La dificultad de decir «no». Sobre «The Raid 2: Berandal» de Gareth Evans
A nadie le enseñan a decir «no». Desde que somos niños se nos bombardea con la necesidad de inclinar la cabeza ante el raciocinio de nuestros superiores, nuestros padres primero y nuestros profesores y jefes después, aceptando sin discusión ni argumento todo aquello que tengan a bien imponernos; afirmar el «no» como posibilidad real, como confrontación que es un encuentro donde se habla de igual a igual —que no por ello socava la autoridad ajena, sino que sitúa la conversación en un empoderamiento del que disiente: se plantea la posibilidad del error del otro desafiándolo, pero sin ignorarlo — , también descompone todo orden de autoridad. Saber decir «no», incluso a uno mismo, es lo que nos sitúa en relación de igualdad con el mundo. Quien no sabe negar la adecuación de los pensamientos o deseos de los otros o uno mismo, de la autoridad interior o exterior, es aquel que sólo tiene la posibilidad de someterse a la voluntad de aquellos que, por necesidad, no pueden saber siempre aquello que es más apropiado para él. Si es importante saber decir «no» es porque, en último término, todo «sí» nace de saber articular primero un gran «no».

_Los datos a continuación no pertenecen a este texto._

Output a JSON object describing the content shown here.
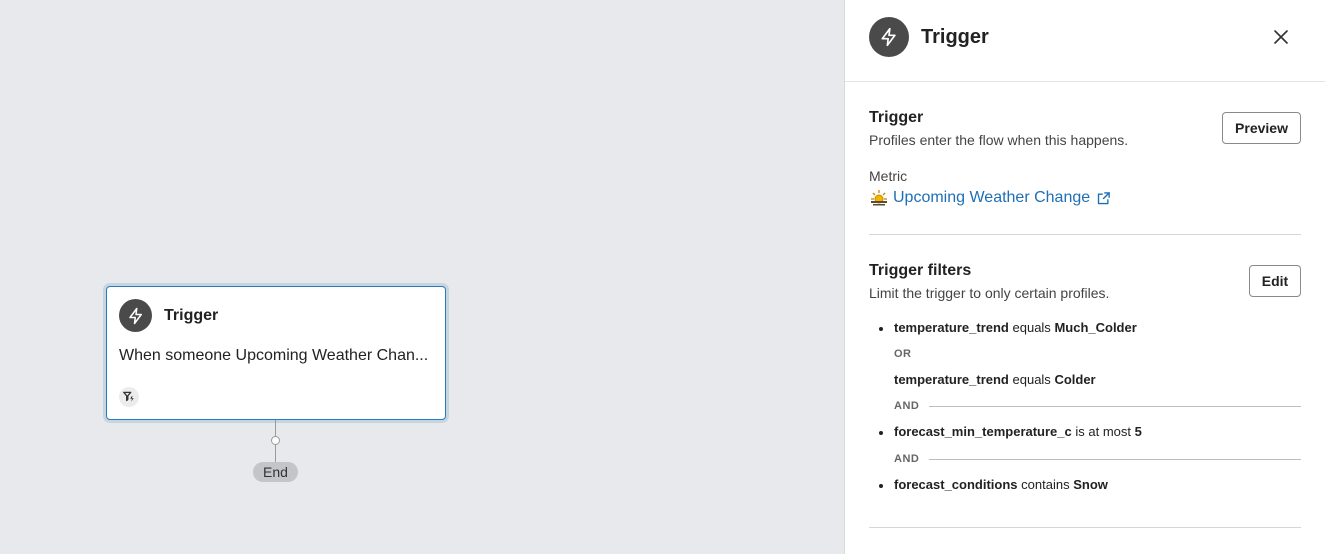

The Raid 2: Berandal acaba con un «no» tan grande, tan espeluznante, que hace temblar las bases mismas de lo que debe ser el cine de acción. Rama, en su papel de mesías de la violencia divina, dice un taxativo «no» a todo lo que dábamos por hecho hasta el momento: no a la violencia, no a la venganza, no a la subordinación al deseo del otro. Esa negación no significa que se desprenda de toda posibilidad de acción, la cual tampoco ha agotado hasta el momento —a pesar de contener algunas de, sin exagerar, las mejores escenas de lucha cuerpo a cuerpo de la historia del cine — , sino que la reinventa en un momento dado como un movimiento ético-político que hace de la palabra la hostia más grande e inesperada de cuantas eran posibles: al negarse a luchar, a seguir buscando por todos los medios destruir el crimen y la corrupción en Indonesia, es cuando la película asume el concepto de acción hasta sus últimas consecuencias. Si hasta entonces era una herramienta de la violencia mítica, la fuerza que emana del poder establecido para reprimir a la sociedad —siendo que no se puede considerar que lo sea menos la mafia que el estado, por más que se pretenda distinguirlos — ; cuando mira a cámara, cuando nos mira a los ojos, y nos dice «no» es cuando asume su papel de mesías de la violencia divina, la fuerza que emana del poder del hombre para aceptar sólo aquello que es su propio deseo y destino.